Diphosphoric acid, zinc salt, compd. with 1,3,5-triazine-2,4,6-triamine (1:1:2)

Administrative data

Endpoint:

acute toxicity: oral

Type of information:

experimental study

Adequacy of study:

key study

Reliability:

1 (reliable without restriction)

Rationale for reliability incl. deficiencies:

other: Study conducted to OECD guidelines and GLP

Data source

Materials and methods

GLP compliance:

yes (incl. QA statement)

Test type:

acute toxic class method

Limit test:

yes

Test material

Test animals

Species:

rat

Strain:

Sprague-Dawley

Sex:

female

Details on test animals or test system and environmental conditions:

TEST ANIMALS
- Source: Elevage JANVIER, France
- Age at study initiation: 8 weeks old
- Weight at study initiation: Between 185 and 201g.
- Fasting period before study: Fasted from the day prior to treatment to 4 hours after test substance administration
- Housing: Housed by groups of 3 in solid-bottomed clear polycarbonate cages with a stainless steel mesh lid
- Diet (e.g. ad libitum): Freely supplied (except during fasting period)
- Water (e.g. ad libitum): Freely supplied
- Acclimation period: At least 5 days under test conditions

ENVIRONMENTAL CONDITIONS
- Temperature (°C): 19 to 25°C
- Humidity (%): 30 to 70%
- Air changes (per hr): Approximately 15 air changes per hour
- Photoperiod (hrs dark / hrs light): 12 hours light and 12 hours dark cycle

Administration / exposure

Route of administration:

oral: gavage

Vehicle:

water

Details on oral exposure:

Oral gavage using a dose volume of 10 mL/Kg bodyweight using a suitable graduated syringe fitted with an oesophageal metal canula.
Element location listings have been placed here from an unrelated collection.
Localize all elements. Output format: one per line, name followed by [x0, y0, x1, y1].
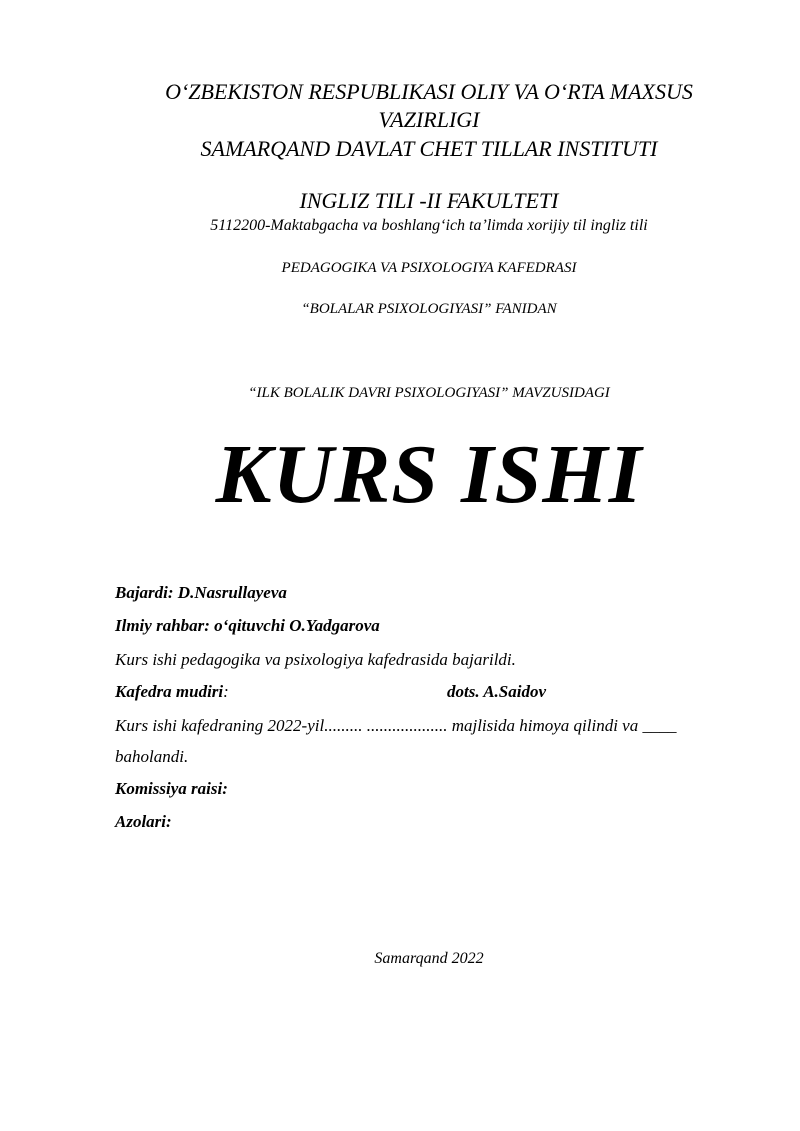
department-head-label-line [115, 681, 229, 703]
document-title: KURS ISHI [215, 428, 643, 521]
department-head-name: dots. A.Saidov [447, 682, 547, 701]
topic-line: “ILK BOLALIK DAVRI PSIXOLOGIYASI” MAVZUSIDAGI [248, 385, 610, 401]
subject-line: “BOLALAR PSIXOLOGIYASI” FANIDAN [301, 301, 557, 317]
members-line: Azolari: [115, 812, 172, 831]
department-head-colon: : [223, 682, 229, 701]
department-head-label: Kafedra mudiri [115, 682, 224, 701]
commission-chair-line: Komissiya raisi: [115, 779, 228, 798]
institute-name: SAMARQAND DAVLAT CHET TILLAR INSTITUTI [200, 136, 658, 161]
department-name: PEDAGOGIKA VA PSIXOLOGIYA KAFEDRASI [281, 260, 577, 276]
defense-line-1: Kurs ishi kafedraning 2022-yil......... ................... majlisida himoya qilindi va ____ [115, 716, 677, 735]
supervisor-line: Ilmiy rahbar: o‘qituvchi O.Yadgarova [115, 616, 380, 635]
ministry-line-2: VAZIRLIGI [378, 107, 480, 132]
ministry-line-1: O‘ZBEKISTON RESPUBLIKASI OLIY VA O‘RTA MAXSUS [165, 79, 693, 104]
specialty-line: 5112200-Maktabgacha va boshlang‘ich ta’limda xorijiy til ingliz tili [210, 217, 648, 234]
defense-line-2: baholandi. [115, 747, 189, 766]
place-year: Samarqand 2022 [374, 950, 484, 967]
faculty-name: INGLIZ TILI -II FAKULTETI [299, 188, 559, 213]
completed-note: Kurs ishi pedagogika va psixologiya kafedrasida bajarildi. [115, 650, 516, 669]
performer-line: Bajardi: D.Nasrullayeva [115, 583, 287, 602]
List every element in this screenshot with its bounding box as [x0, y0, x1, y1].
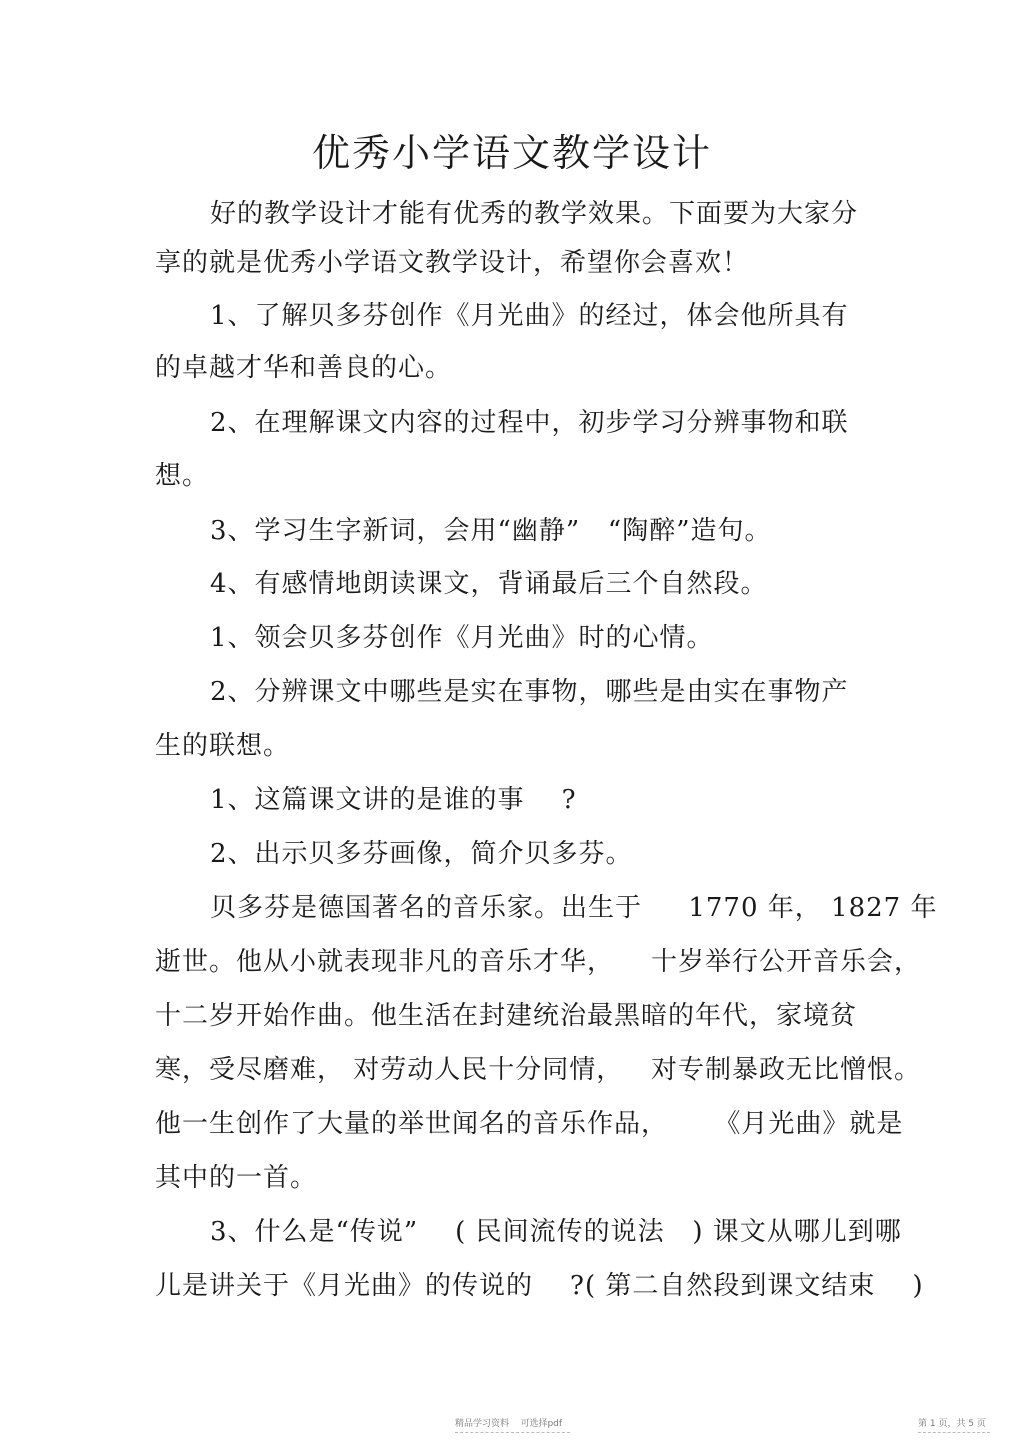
- body-line: 其中的一首。: [155, 1163, 318, 1193]
- footer-page-number: 第 1 页，共 5 页: [918, 1419, 986, 1429]
- body-line: 贝多芬是德国著名的音乐家。出生于 1770 年， 1827 年: [210, 893, 938, 923]
- body-line: 的卓越才华和善良的心。: [155, 353, 453, 383]
- body-line: 1、这篇课文讲的是谁的事 ?: [210, 785, 577, 815]
- document-title: 优秀小学语文教学设计: [311, 131, 712, 175]
- body-line: 想。: [155, 461, 210, 491]
- body-line: 1、领会贝多芬创作《月光曲》时的心情。: [210, 623, 714, 653]
- body-line: 享的就是优秀小学语文教学设计，希望你会喜欢！: [155, 248, 750, 278]
- body-line: 寒，受尽磨难， 对劳动人民十分同情， 对专制暴政无比憎恨。: [155, 1055, 922, 1085]
- body-line: 2、分辨课文中哪些是实在事物，哪些是由实在事物产: [210, 677, 849, 707]
- body-line: 4、有感情地朗读课文，背诵最后三个自然段。: [210, 569, 768, 599]
- body-line: 1、了解贝多芬创作《月光曲》的经过，体会他所具有: [210, 301, 849, 331]
- body-line: 3、学习生字新词，会用“幽静” “陶醉”造句。: [210, 516, 772, 546]
- body-line: 十二岁开始作曲。他生活在封建统治最黑暗的年代，家境贫: [155, 1001, 858, 1031]
- body-line: 他一生创作了大量的举世闻名的音乐作品， 《月光曲》就是: [155, 1109, 904, 1139]
- footer-right-divider: [918, 1432, 990, 1433]
- body-line: 好的教学设计才能有优秀的教学效果。下面要为大家分: [210, 199, 859, 229]
- body-line: 逝世。他从小就表现非凡的音乐才华， 十岁举行公开音乐会，: [155, 947, 922, 977]
- body-line: 生的联想。: [155, 731, 291, 761]
- body-line: 2、在理解课文内容的过程中，初步学习分辨事物和联: [210, 408, 849, 438]
- footer-left-divider: [455, 1432, 570, 1433]
- footer-left-text: 精品学习资料 可选择pdf: [455, 1419, 563, 1429]
- body-line: 2、出示贝多芬画像，简介贝多芬。: [210, 839, 633, 869]
- body-line: 儿是讲关于《月光曲》的传说的 ?( 第二自然段到课文结束 ): [155, 1271, 924, 1301]
- body-line: 3、什么是“传说” ( 民间流传的说法 ) 课文从哪儿到哪: [210, 1217, 902, 1247]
Preparation: An amount of test substance (2 g) was weighed and distilled water added in a 10 mL volumetric flask. The preparation was magnetically stirred until dosing.

Doses:

2000 mg/Kg bw

No. of animals per sex per dose:

6

Control animals:

not specified

Details on study design:

- Duration of observation period following administration: 14 days
- Frequency of observations and weighing: Clinical signs were measured daily with weights being taken on Days 0 (before dosing), 2, 7 and 14.
- Necropsy of survivors performed: yes (macroscopic pathology)

Results and discussion

Preliminary study:

No mortality occured, no clinical signs observed, normal body weight evolution, no macroscopical change observed at the end of the study

Mortality:

No unscheduled mortality occured

Clinical signs:

No clinical signs related to administration of the test substance were observed

Body weight:

The bodyweight gain of the animals remained normal throughout the study

Gross pathology:

The macroscopic examination of the animals at the end of study did not reveal any treatment related changes

Applicant's summary and conclusion

Interpretation of results:

not classified

Remarks:

Migrated information Criteria used for interpretation of results: EU

Conclusions:

The LD50 of the test item is higher than 2000 mg/kg bw and in accordance with the OECD guideline N° 423, the LD50 cut-off may be considered to exceed 5000 mg/kg bw by oral route.